Siglos de brillo en la penitencia en Madrid
La capital ha sido desde que tiene uso de razón una fiel seguidora de las procesiones, pese a la estocada de la Desamortización de Mendizábal
'Prospe', un Madrid para no perderse

La procesión más devota de Madrid sigue siendo la que baja al bar. De hecho, me imagino una legión de fieles tras una imagen de Casimiro Mahou Bierhans, con sus penitentes, sus tambores y una luz de cien velas encendidas al paso por las ... calles de Madrid. Sería la justa, la más honesta, la que reuniría a cientos de miles de personas porque es una verdad empírica afirmar que Mahou ha hecho más por la fe de los madrileños que San Isidro Labrador en cuatro vidas. De un modo u otro, la cerveza es a Madrid lo mismo que la espuma a la birra, algo inseparable, necesario, evidente y absolutamente inevitable.
Las primeras procesiones de la Villa le deben su paso a Felipe II, cuando en 1561 decidió llevarse a Madrid la capitalidad del Reino; esos años en los que el Duque de Lerma daba pelotazos urbanísticos, y el pueblo de Madrid se inventaba las casas a la malicia para evitar 'okupas regios'. Para entonces existían cofradías que llevaban medio siglo procurándose un lugar en el cielo por si las moscas.
Una de ellas era la Cofradía de la Vera Cruz, vinculada al Convento de San Francisco el Grande, y que destacaba por expiar sus pecados con prácticas penitenciales. Quedan escritos contando cómo los flagelantes, ya por 1500, paseaban su fe por la calle Mayor y alrededores, con ese intento de convertir el sacrificio en redención para tocar el cielo.

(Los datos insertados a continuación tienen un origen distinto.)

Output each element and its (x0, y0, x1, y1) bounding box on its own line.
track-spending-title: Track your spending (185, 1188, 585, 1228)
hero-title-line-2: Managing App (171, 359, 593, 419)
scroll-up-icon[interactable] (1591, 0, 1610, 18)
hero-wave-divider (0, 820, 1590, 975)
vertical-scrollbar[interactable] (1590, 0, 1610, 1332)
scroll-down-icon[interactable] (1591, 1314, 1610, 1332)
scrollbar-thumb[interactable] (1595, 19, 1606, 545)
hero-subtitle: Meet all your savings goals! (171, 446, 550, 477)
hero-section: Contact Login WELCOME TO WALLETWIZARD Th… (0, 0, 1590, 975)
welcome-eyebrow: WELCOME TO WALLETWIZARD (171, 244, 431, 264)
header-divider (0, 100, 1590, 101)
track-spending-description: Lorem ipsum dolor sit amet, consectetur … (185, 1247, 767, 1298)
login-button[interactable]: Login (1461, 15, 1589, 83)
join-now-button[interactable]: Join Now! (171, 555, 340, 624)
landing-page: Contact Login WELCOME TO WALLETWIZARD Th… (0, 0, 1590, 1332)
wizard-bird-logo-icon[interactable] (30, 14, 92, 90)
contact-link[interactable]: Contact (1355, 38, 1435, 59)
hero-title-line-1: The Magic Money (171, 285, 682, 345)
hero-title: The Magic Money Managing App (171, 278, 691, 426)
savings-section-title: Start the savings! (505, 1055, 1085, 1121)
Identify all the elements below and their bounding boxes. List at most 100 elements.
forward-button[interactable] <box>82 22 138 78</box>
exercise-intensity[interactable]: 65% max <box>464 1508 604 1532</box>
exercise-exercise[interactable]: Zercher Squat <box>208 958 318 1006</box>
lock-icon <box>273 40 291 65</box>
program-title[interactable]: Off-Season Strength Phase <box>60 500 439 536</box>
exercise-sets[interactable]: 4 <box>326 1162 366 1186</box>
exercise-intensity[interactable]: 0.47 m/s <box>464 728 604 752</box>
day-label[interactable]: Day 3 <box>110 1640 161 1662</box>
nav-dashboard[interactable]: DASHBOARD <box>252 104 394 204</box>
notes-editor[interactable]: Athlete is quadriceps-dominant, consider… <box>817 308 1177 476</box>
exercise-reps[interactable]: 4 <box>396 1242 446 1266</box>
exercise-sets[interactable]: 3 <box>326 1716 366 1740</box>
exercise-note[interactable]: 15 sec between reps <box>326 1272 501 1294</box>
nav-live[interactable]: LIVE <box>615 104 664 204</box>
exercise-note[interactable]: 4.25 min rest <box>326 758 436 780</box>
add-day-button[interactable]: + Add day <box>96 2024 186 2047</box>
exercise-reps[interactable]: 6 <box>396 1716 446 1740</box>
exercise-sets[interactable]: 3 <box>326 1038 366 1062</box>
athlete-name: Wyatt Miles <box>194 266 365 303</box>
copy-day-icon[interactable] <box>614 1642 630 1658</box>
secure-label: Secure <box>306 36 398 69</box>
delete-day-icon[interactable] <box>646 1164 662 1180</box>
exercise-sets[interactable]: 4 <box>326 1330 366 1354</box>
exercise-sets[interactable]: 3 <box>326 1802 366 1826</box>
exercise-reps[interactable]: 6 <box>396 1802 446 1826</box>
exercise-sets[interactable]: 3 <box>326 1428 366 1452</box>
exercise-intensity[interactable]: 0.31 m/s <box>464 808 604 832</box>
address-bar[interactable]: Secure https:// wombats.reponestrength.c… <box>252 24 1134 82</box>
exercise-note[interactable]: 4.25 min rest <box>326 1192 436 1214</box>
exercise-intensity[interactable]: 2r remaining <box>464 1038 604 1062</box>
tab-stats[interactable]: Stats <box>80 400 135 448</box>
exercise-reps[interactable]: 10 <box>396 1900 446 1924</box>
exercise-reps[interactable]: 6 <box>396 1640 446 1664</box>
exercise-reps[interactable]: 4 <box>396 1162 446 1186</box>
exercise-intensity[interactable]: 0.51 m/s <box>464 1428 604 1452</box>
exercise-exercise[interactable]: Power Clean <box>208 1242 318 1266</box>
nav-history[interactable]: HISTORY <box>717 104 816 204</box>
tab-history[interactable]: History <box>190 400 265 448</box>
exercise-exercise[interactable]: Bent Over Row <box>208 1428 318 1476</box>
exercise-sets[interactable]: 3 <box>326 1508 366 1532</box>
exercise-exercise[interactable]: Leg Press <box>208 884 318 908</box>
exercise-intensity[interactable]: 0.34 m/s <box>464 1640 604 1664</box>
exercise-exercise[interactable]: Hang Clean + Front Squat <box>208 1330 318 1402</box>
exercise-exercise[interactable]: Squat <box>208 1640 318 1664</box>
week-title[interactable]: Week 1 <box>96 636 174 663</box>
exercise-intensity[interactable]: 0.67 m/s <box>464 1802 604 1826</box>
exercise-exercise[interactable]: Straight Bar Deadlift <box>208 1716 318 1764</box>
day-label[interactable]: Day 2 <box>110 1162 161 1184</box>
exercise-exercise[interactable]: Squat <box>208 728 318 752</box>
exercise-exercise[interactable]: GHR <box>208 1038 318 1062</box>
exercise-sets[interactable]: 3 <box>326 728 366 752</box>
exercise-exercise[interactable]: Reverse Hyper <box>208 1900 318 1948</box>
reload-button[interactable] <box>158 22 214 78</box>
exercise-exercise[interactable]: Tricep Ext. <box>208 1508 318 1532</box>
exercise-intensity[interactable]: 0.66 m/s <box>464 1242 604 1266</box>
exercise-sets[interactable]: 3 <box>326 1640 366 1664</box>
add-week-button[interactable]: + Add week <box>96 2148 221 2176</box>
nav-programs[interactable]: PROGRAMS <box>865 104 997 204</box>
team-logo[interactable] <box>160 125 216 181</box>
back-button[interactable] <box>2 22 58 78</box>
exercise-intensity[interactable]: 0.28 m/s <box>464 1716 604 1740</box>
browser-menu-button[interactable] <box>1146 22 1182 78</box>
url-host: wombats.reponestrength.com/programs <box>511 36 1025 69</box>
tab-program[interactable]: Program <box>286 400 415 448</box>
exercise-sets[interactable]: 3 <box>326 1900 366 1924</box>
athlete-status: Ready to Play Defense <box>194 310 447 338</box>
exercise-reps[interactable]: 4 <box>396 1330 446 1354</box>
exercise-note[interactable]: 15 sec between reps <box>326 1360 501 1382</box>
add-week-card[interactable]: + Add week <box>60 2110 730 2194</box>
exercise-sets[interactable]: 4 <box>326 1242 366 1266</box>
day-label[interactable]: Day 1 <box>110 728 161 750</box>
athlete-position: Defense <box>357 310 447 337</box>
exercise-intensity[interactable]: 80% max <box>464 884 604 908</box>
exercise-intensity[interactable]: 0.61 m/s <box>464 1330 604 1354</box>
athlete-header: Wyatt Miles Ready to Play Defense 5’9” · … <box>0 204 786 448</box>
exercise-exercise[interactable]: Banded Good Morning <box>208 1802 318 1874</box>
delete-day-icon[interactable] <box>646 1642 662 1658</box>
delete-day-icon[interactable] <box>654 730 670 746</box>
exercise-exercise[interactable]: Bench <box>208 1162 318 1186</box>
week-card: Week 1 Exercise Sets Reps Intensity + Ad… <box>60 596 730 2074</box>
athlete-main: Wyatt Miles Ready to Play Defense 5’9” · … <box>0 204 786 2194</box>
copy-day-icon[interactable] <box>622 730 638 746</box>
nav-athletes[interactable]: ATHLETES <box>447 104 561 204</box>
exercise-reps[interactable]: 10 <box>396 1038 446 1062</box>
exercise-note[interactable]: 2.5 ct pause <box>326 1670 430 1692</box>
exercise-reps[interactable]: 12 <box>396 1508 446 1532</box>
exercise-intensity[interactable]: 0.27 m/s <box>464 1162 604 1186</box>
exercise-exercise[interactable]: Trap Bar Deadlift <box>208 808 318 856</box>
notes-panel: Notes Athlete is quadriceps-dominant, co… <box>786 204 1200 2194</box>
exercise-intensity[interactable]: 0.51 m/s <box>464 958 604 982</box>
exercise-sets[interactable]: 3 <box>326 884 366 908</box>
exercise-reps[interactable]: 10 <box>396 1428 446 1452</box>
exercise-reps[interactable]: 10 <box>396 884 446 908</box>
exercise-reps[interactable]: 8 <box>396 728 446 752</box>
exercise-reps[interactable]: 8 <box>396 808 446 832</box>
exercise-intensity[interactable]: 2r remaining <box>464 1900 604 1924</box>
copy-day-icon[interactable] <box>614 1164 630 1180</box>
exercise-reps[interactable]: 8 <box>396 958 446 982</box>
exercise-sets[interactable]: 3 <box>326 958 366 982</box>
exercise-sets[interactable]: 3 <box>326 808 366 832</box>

A medida que el siglo XVI avanzaba, la influencia real se hizo notar con la creación de varias cofradías que nacieron al amparo de la Corona. La cofradía de la Sagrada Pasión, la Hermandad de los Siete Dolores o la de Nuestra Señora de la Soledad son buen ejemplo de ello. De hecho, los pasos tenían una parada obligada frente al Real Alcázar de Madrid, residencia de los Austrias, y Madrid, aunque no contaba con más de veinte o treinta mil habitantes, se echaba a la calle para celebrar la fiesta de Semana Santa.
Toda esta devoción trajo consigo una importante industria artesanal alrededor. Los gremios de alfareros, herreros o incluso zapateros, tuvieron una importancia clave, ya que nobles y demás chupópteros alrededor del poder, vieron en las procesiones de Semana Santa una forma de acercarse a la Corona e invirtieron su tiempo y dineros en hacerlas verdaderamente memorables. Es el momento en el que el Jesús Nazareno de Medinaceli comenzó a brillar para no apagarse nunca.
Apogeo en el Barroco
Los siguientes siglos, el XVII y XVIII, fueron los más importantes. La llegada del Barroco supuso un apogeo de fe cristiana y social. Fue el momento de las grandes tallas, las que Berruguete o Gregorio Fernández esculpían para crear verdaderas obras de arte de madera noble. Pero esta época terminó también con un cierto grado de decadencia, muy a la madrileña, cuando el Rey Alcalde, Carlos III, prohibió en 1777 que los disciplinantes siguieran azotándose al paso de su fe.
De hecho, para evitar desórdenes, el bueno de Carlos unificó todas las procesiones en viernes santo. Pero la estocada final vendría con la Desamortización de Mendizábal, que afectó a las cofradías haciéndolas perder bienes y recursos y relegando a Madrid a un segundo plano en esto de pasear la fe por las calles, beneficiando a Sevilla o Valladolid.
Tuvieron que pasar un par de siglos para que Madrid recuperara el brillo de la penitencia en forma de procesión. Por eso hoy, en pleno siglo XXI, el Cristo de Medinaceli del Viernes Santo, o la Borriquita del Domingo de Ramos son algunos de los ejemplos que levantan más pasión entre los gatos y visitantes que recibe la ciudad en Semana Santa.
Carlos III prohibió que los penitentes se azotaran y obligó a las procesiones salir el Viernes Santo para evitar desórdenes
Porque Madrid ha sido desde que tiene uso de razón una fiel seguidora de las procesiones que conmemoran el calvario y resurrección de nuestra fe. Ya lo dice siempre Ray Loriga, cuando alguien le pregunta cuál es su bar favorito; el más cercano. Y es que en cosas de la fe, lo mismo vale un altar que la barra de un bar. Porque se lleva por dentro, aunque en Semana Santa se quiera sacar todo fuera.
Quizá este año no, pero no descarten que muy pronto sea Casimiro Mahou el santo al que veneraremos los madrileños, cuando nos preguntemos cuál es el camino más directo al reino de los cielos. Si me buscan, no será complicado: estaré con Ray en la iglesia más cercana rezando por todos vosotros.